Milen: Ich dachte eine Weile, dass ich mich über unsere Events finanzieren und dabei trotzdem Künstler sein könnte. Aber das klappte einfach nicht. Ich habe so nie einen echten Fokus für meine Arbeit gefunden, wurde immer wieder aus der Bahn geschmissen.
Wann wusstest du: es reicht, es muss sich etwas ändern?
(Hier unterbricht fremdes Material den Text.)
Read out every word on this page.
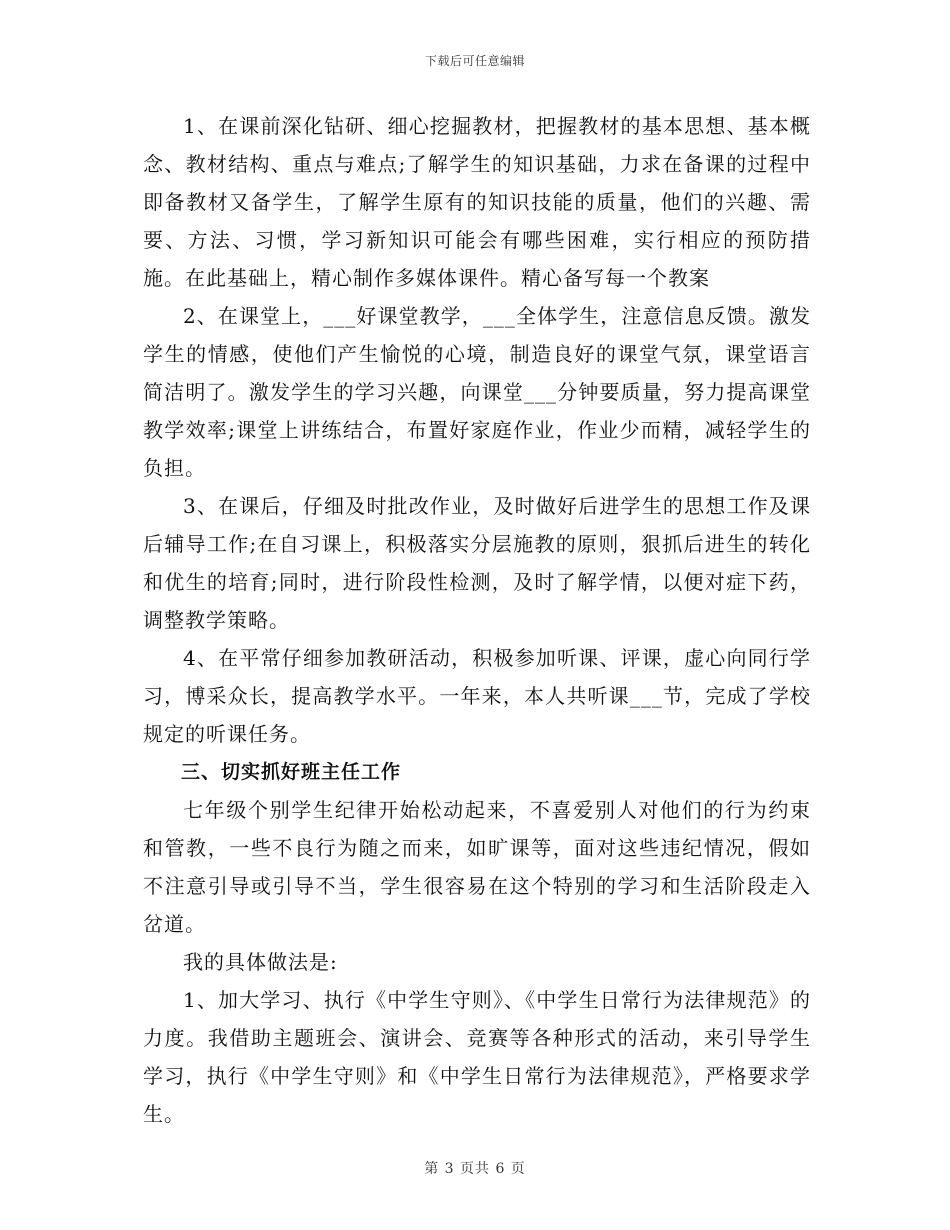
下载后可任意编辑

1、在课前深化钻研、细心挖掘教材，把握教材的基本思想、基本概念、教材结构、重点与难点;了解学生的知识基础，力求在备课的过程中即备教材又备学生，了解学生原有的知识技能的质量，他们的兴趣、需要、方法、习惯，学习新知识可能会有哪些困难，实行相应的预防措施。在此基础上，精心制作多媒体课件。精心备写每一个教案

2、在课堂上，___好课堂教学，___全体学生，注意信息反馈。激发学生的情感，使他们产生愉悦的心境，制造良好的课堂气氛，课堂语言简洁明了。激发学生的学习兴趣，向课堂___分钟要质量，努力提高课堂教学效率;课堂上讲练结合，布置好家庭作业，作业少而精，减轻学生的负担。

3、在课后，仔细及时批改作业，及时做好后进学生的思想工作及课后辅导工作;在自习课上，积极落实分层施教的原则，狠抓后进生的转化和优生的培育;同时，进行阶段性检测，及时了解学情，以便对症下药，调整教学策略。

4、在平常仔细参加教研活动，积极参加听课、评课，虚心向同行学习，博采众长，提高教学水平。一年来，本人共听课___节，完成了学校规定的听课任务。

三、切实抓好班主任工作

七年级个别学生纪律开始松动起来，不喜爱别人对他们的行为约束和管教，一些不良行为随之而来，如旷课等，面对这些违纪情况，假如不注意引导或引导不当，学生很容易在这个特别的学习和生活阶段走入岔道。

我的具体做法是:

1、加大学习、执行《中学生守则》、《中学生日常行为法律规范》的力度。我借助主题班会、演讲会、竞赛等各种形式的活动，来引导学生学习，执行《中学生守则》和《中学生日常行为法律规范》，严格要求学生。

第 3 页共 6 页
Ich hatte irgendwann einfach verstanden, dass ich zu einer öffentlichen Kunstfigur geworden war, einer Projektionsfläche für andere. Die Menschen, die mich lieben, haben das eine ganze Weile lang akzeptiert. Ich war ja erfolgreich. Aber als meine jetzige Freundin in mein Leben getreten ist, war sie sehr ehrlich zu mir. Sie sagte: „Milen, ich habe dich ganz anders kennengelernt, das bist nicht du!“ Da wurde mir klar, wieviel Zeit ich schon verloren hatte. Zeit, die es nachzuholen galt. Aber dafür brauchte es den Bruch mit meinem früheren Leben.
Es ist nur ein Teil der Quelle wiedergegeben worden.